Optional description of the dataset.

Declare your collection of interest

You can discover available collections the following ways:

  • Programmatically: see example in the list-collections.ipynb notebook
  • JSON API: https://openveda.cloud/api/stac/collections
  • STAC Browser: http://openveda.cloud
STAC_API_URL = "https://openveda.cloud/api/stac"

collection_id = 

Next step is to get STAC objects from the STAC API. We use pystac-client to do a search. Here is an some example of what that might look like.

Discover items in collection for region and time of interest

Use pystac_client to search the STAC collection for a particular area of interest within specified datetime bounds.

bbox = [-180.0, -90.0, 180.0, 90.0]
datetime = "2000-01-01/2022-01-02"
catalog = Client.open(STAC_API_URL)

search = catalog.search(
    bbox=bbox, datetime=datetime, collections=[collection_id], limit=1000
)
items = list(search.items())
print(f"Found {len(items)} items")

The next step is often to define an Area of Interest. Note that it is preferred to get large geojson objects directly from their source rather than storing them in this repository or inlining them in the notebook. Here is an example of what that might look like.

Define an AOI

We can fetch GeoJSON from an authoritative online source for instance: https://gadm.org/download_country.html

response = requests.get(
    "https://geodata.ucdavis.edu/gadm/gadm4.1/json/gadm41_FRA_0.json"
)

# If anything goes wrong with this request output error contents
assert response.ok, response.text

result = response.json()
print(f"There are {len(result['features'])} features in this collection")

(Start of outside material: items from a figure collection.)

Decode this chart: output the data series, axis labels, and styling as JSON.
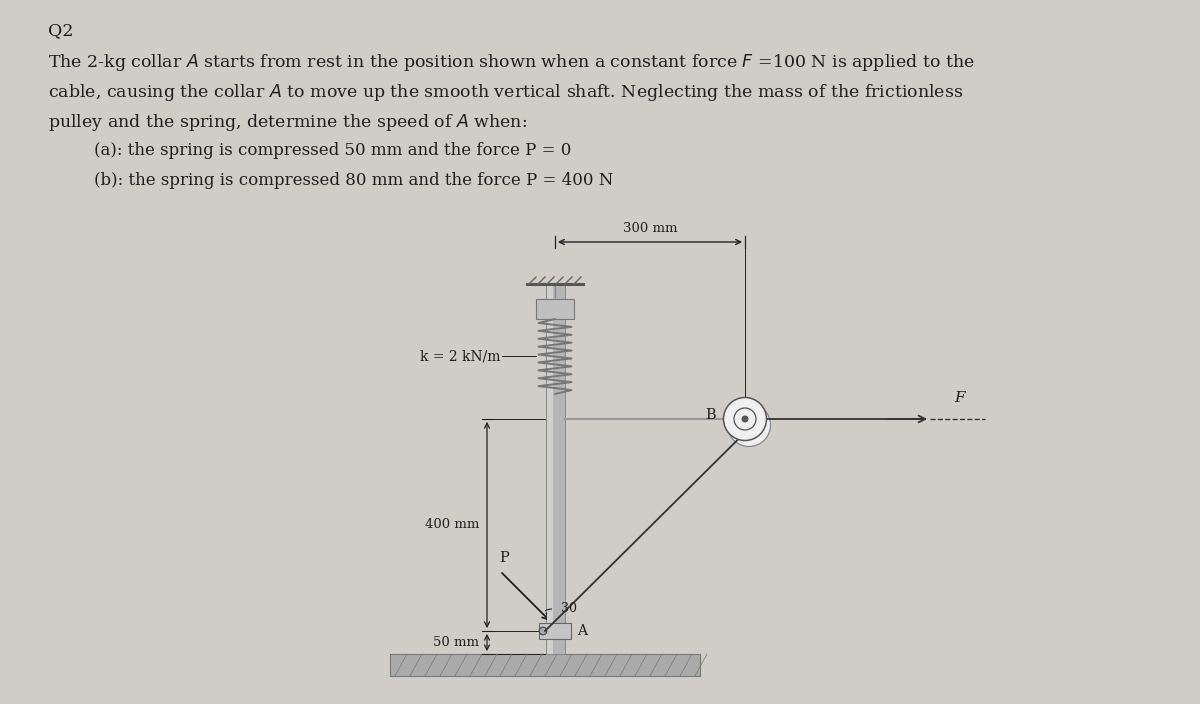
{
  "bg_color": "#d0cdc6",
  "text_color": "#1e1e1e",
  "title": "Q2",
  "line1": "The 2-kg collar $A$ starts from rest in the position shown when a constant force $F$ =100 N is applied to the",
  "line2": "cable, causing the collar $A$ to move up the smooth vertical shaft. Neglecting the mass of the frictionless",
  "line3": "pulley and the spring, determine the speed of $A$ when:",
  "line4a": "    (a): the spring is compressed 50 mm and the force P = 0",
  "line4b": "    (b): the spring is compressed 80 mm and the force P = 400 N",
  "label_300": "300 mm",
  "label_400": "400 mm",
  "label_50": "50 mm",
  "label_k": "k = 2 kN/m",
  "label_P": "P",
  "label_30": "30",
  "label_B": "B",
  "label_F": "F",
  "label_A": "A",
  "shaft_color": "#b5b5b5",
  "shaft_edge": "#888888",
  "spring_color": "#777777",
  "ground_color": "#aaaaaa",
  "ground_edge": "#777777",
  "cable_color": "#333333",
  "dim_color": "#222222",
  "pulley_face": "#f0f0f0",
  "pulley_edge": "#555555",
  "cap_color": "#c0c0c0",
  "collar_color": "#c5c5c5"
}
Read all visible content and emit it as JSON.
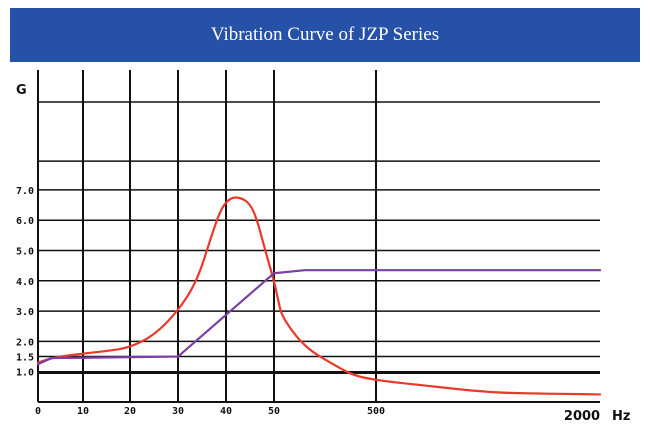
{
  "header": {
    "title": "Vibration Curve of JZP Series"
  },
  "chart_data": {
    "type": "line",
    "title": "Vibration Curve of JZP Series",
    "ylabel": "G",
    "xlabel": "Hz",
    "x_tick_labels": [
      "0",
      "10",
      "20",
      "30",
      "40",
      "50",
      "500",
      "2000"
    ],
    "y_tick_labels": [
      "1.0",
      "1.5",
      "2.0",
      "3.0",
      "4.0",
      "5.0",
      "6.0",
      "7.0"
    ],
    "ylim": [
      0,
      8
    ],
    "grid": true,
    "x_scale": "piecewise (0–50 linear, then 500, 2000)",
    "colors": {
      "red_series": "#e8392b",
      "purple_series": "#7b3fa3",
      "banner": "#2552a6"
    },
    "series": [
      {
        "color": "#e8392b",
        "x": [
          0,
          3,
          6,
          10,
          15,
          20,
          25,
          30,
          34,
          37,
          39,
          41,
          43,
          45,
          46.5,
          48,
          50,
          55,
          60,
          100,
          200,
          300,
          500,
          700,
          1000,
          1300,
          1600,
          2000
        ],
        "y": [
          1.3,
          1.45,
          1.52,
          1.6,
          1.68,
          1.8,
          2.2,
          3.0,
          4.0,
          5.5,
          6.4,
          6.75,
          6.75,
          6.55,
          6.0,
          5.1,
          4.0,
          3.35,
          2.8,
          1.8,
          1.2,
          0.88,
          0.72,
          0.52,
          0.32,
          0.28,
          0.27,
          0.25
        ]
      },
      {
        "color": "#7b3fa3",
        "x": [
          0,
          3,
          10,
          20,
          30,
          50,
          100,
          500,
          2000
        ],
        "y": [
          1.25,
          1.45,
          1.46,
          1.48,
          1.5,
          4.25,
          4.35,
          4.35,
          4.35
        ]
      }
    ]
  }
}
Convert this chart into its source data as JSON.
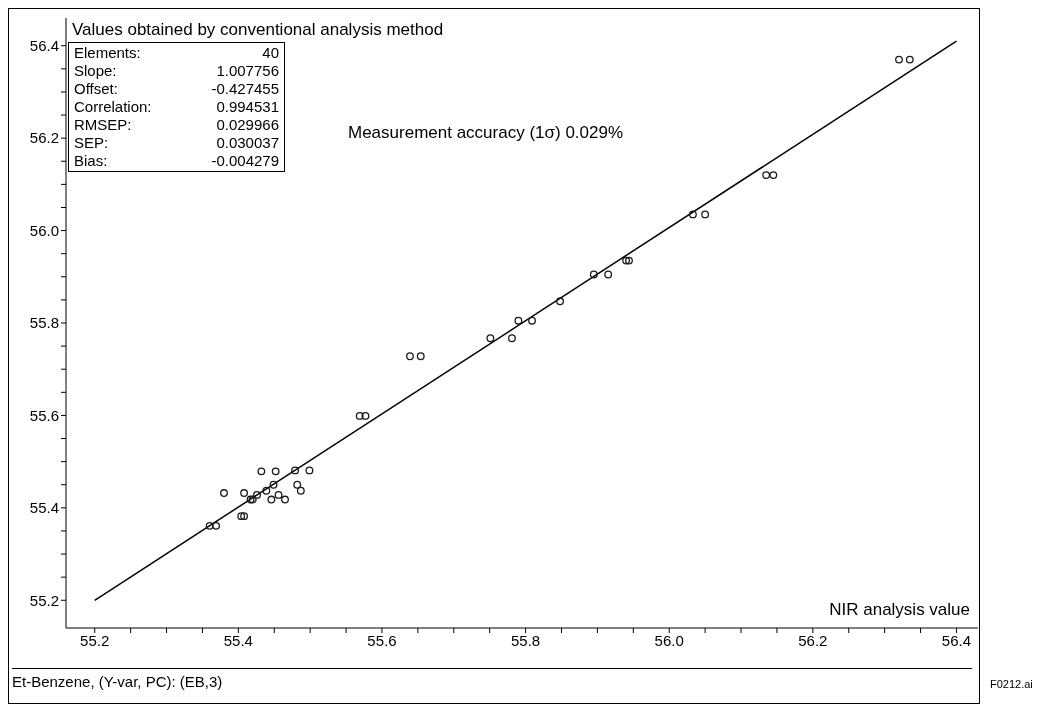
{
  "chart_data": {
    "type": "scatter",
    "ylabel": "Values obtained by conventional analysis method",
    "xlabel": "NIR analysis value",
    "annotations": [
      "Elements: 40",
      "Slope: 1.007756",
      "Offset: -0.427455",
      "Correlation: 0.994531",
      "RMSEP: 0.029966",
      "SEP: 0.030037",
      "Bias: -0.004279",
      "Measurement accuracy (1σ) 0.029%",
      "Et-Benzene, (Y-var, PC): (EB,3)",
      "F0212.ai"
    ],
    "xlim": [
      55.16,
      56.43
    ],
    "ylim": [
      55.14,
      56.46
    ],
    "xticks": [
      {
        "value": 55.2,
        "label": "55.2"
      },
      {
        "value": 55.25,
        "label": null
      },
      {
        "value": 55.3,
        "label": null
      },
      {
        "value": 55.35,
        "label": null
      },
      {
        "value": 55.4,
        "label": "55.4"
      },
      {
        "value": 55.45,
        "label": null
      },
      {
        "value": 55.5,
        "label": null
      },
      {
        "value": 55.55,
        "label": null
      },
      {
        "value": 55.6,
        "label": "55.6"
      },
      {
        "value": 55.65,
        "label": null
      },
      {
        "value": 55.7,
        "label": null
      },
      {
        "value": 55.75,
        "label": null
      },
      {
        "value": 55.8,
        "label": "55.8"
      },
      {
        "value": 55.85,
        "label": null
      },
      {
        "value": 55.9,
        "label": null
      },
      {
        "value": 55.95,
        "label": null
      },
      {
        "value": 56,
        "label": "56.0"
      },
      {
        "value": 56.05,
        "label": null
      },
      {
        "value": 56.1,
        "label": null
      },
      {
        "value": 56.15,
        "label": null
      },
      {
        "value": 56.2,
        "label": "56.2"
      },
      {
        "value": 56.25,
        "label": null
      },
      {
        "value": 56.3,
        "label": null
      },
      {
        "value": 56.35,
        "label": null
      },
      {
        "value": 56.4,
        "label": "56.4"
      }
    ],
    "yticks": [
      {
        "value": 55.2,
        "label": "55.2"
      },
      {
        "value": 55.25,
        "label": null
      },
      {
        "value": 55.3,
        "label": null
      },
      {
        "value": 55.35,
        "label": null
      },
      {
        "value": 55.4,
        "label": "55.4"
      },
      {
        "value": 55.45,
        "label": null
      },
      {
        "value": 55.5,
        "label": null
      },
      {
        "value": 55.55,
        "label": null
      },
      {
        "value": 55.6,
        "label": "55.6"
      },
      {
        "value": 55.65,
        "label": null
      },
      {
        "value": 55.7,
        "label": null
      },
      {
        "value": 55.75,
        "label": null
      },
      {
        "value": 55.8,
        "label": "55.8"
      },
      {
        "value": 55.85,
        "label": null
      },
      {
        "value": 55.9,
        "label": null
      },
      {
        "value": 55.95,
        "label": null
      },
      {
        "value": 56,
        "label": "56.0"
      },
      {
        "value": 56.05,
        "label": null
      },
      {
        "value": 56.1,
        "label": null
      },
      {
        "value": 56.15,
        "label": null
      },
      {
        "value": 56.2,
        "label": "56.2"
      },
      {
        "value": 56.25,
        "label": null
      },
      {
        "value": 56.3,
        "label": null
      },
      {
        "value": 56.35,
        "label": null
      },
      {
        "value": 56.4,
        "label": "56.4"
      }
    ],
    "marker": "circle",
    "series": [
      {
        "color": "#1a1a1a",
        "x": [
          55.36,
          55.369,
          55.404,
          55.408,
          55.38,
          55.408,
          55.417,
          55.42,
          55.426,
          55.439,
          55.446,
          55.456,
          55.465,
          55.449,
          55.482,
          55.487,
          55.432,
          55.452,
          55.479,
          55.499,
          55.569,
          55.577,
          55.639,
          55.654,
          55.751,
          55.781,
          55.79,
          55.809,
          55.848,
          55.895,
          55.915,
          55.94,
          55.944,
          56.033,
          56.05,
          56.135,
          56.145,
          56.32,
          56.335
        ],
        "values": [
          55.361,
          55.361,
          55.382,
          55.382,
          55.432,
          55.432,
          55.418,
          55.418,
          55.428,
          55.437,
          55.418,
          55.428,
          55.418,
          55.45,
          55.45,
          55.437,
          55.479,
          55.479,
          55.481,
          55.481,
          55.599,
          55.599,
          55.728,
          55.728,
          55.767,
          55.767,
          55.805,
          55.805,
          55.847,
          55.905,
          55.905,
          55.935,
          55.935,
          56.035,
          56.035,
          56.12,
          56.12,
          56.37,
          56.37
        ]
      },
      {
        "type": "line",
        "marker": "none",
        "color": "#000000",
        "x": [
          55.2,
          56.4
        ],
        "values": [
          55.2,
          56.41
        ]
      }
    ]
  }
}
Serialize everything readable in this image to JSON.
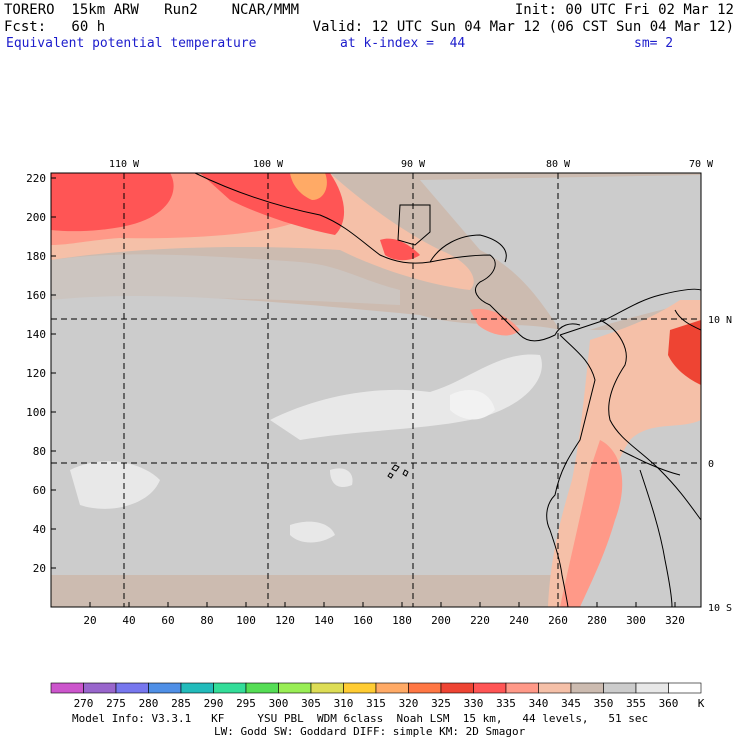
{
  "header": {
    "model": "TORERO  15km ARW   Run2    NCAR/MMM",
    "init": "Init: 00 UTC Fri 02 Mar 12",
    "fcst": "Fcst:   60 h",
    "valid": "Valid: 12 UTC Sun 04 Mar 12 (06 CST Sun 04 Mar 12)",
    "field": "Equivalent potential temperature",
    "level": "at k-index =  44",
    "smooth": "sm= 2"
  },
  "map": {
    "lon_labels": [
      "110 W",
      "100 W",
      "90 W",
      "80 W",
      "70 W"
    ],
    "lat_labels": [
      "10 N",
      "0",
      "10 S"
    ],
    "y_ticks": [
      "20",
      "40",
      "60",
      "80",
      "100",
      "120",
      "140",
      "160",
      "180",
      "200",
      "220"
    ],
    "x_ticks": [
      "20",
      "40",
      "60",
      "80",
      "100",
      "120",
      "140",
      "160",
      "180",
      "200",
      "220",
      "240",
      "260",
      "280",
      "300",
      "320"
    ]
  },
  "colorbar": {
    "labels": [
      "270",
      "275",
      "280",
      "285",
      "290",
      "295",
      "300",
      "305",
      "310",
      "315",
      "320",
      "325",
      "330",
      "335",
      "340",
      "345",
      "350",
      "355",
      "360",
      "K"
    ],
    "colors": [
      "#cc55cc",
      "#9966cc",
      "#7777ee",
      "#4f8fe6",
      "#22bbbb",
      "#33dd99",
      "#55dd55",
      "#99ee55",
      "#dddd55",
      "#ffcc33",
      "#ffaa66",
      "#ff7744",
      "#ee4433",
      "#ff5555",
      "#ff9988",
      "#f5c0a8",
      "#ccbbb0",
      "#cccccc",
      "#e8e8e8",
      "#ffffff"
    ]
  },
  "footer": {
    "line1": "Model Info: V3.3.1   KF     YSU PBL  WDM 6class  Noah LSM  15 km,   44 levels,   51 sec",
    "line2": "LW: Godd SW: Goddard DIFF: simple KM: 2D Smagor"
  }
}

That is the geojson for a feature collection, but since there is only one feature in it we can grab just that.

aoi = result["features"][0]

Next some notebooks read in the data. If you are using the raster API to trigger computation server side skip this section. Here is an example of reading the data in using stackstac and clipping using rasterio.

m = folium.Map(
    location=[40, 0],
    zoom_start=2,
)

folium.GeoJson(aoi, name="AOI").add_to(m)
m

Read data

Create an xarray.DataSet using stackstac

# This is a workaround that is planning to move up into stackstac itself
import rasterio as rio
import boto3
import pandas as pd
da = stackstac.stack(search.item_collection())
da

Clip the data to AOI

subset = da.clip([aoi["geometry"]])
subset

With the STAC object, and optionally the AOI and/or the data in hand, the next step is to do some analysis. The sections in the rest of the notebooks are totally up to you! Here is an idea though :)

Select a band of data

There is just one band in this case, cog_default.

data_band = da.sel(band="cog_default")

Compute and plot

Calculate the mean at each time across the whole dataset. Note this is the first time that the data is actually loaded.

# Average over entire AOI for each month
means = data_band.mean(dim=("x", "y")).compute()
means.plot()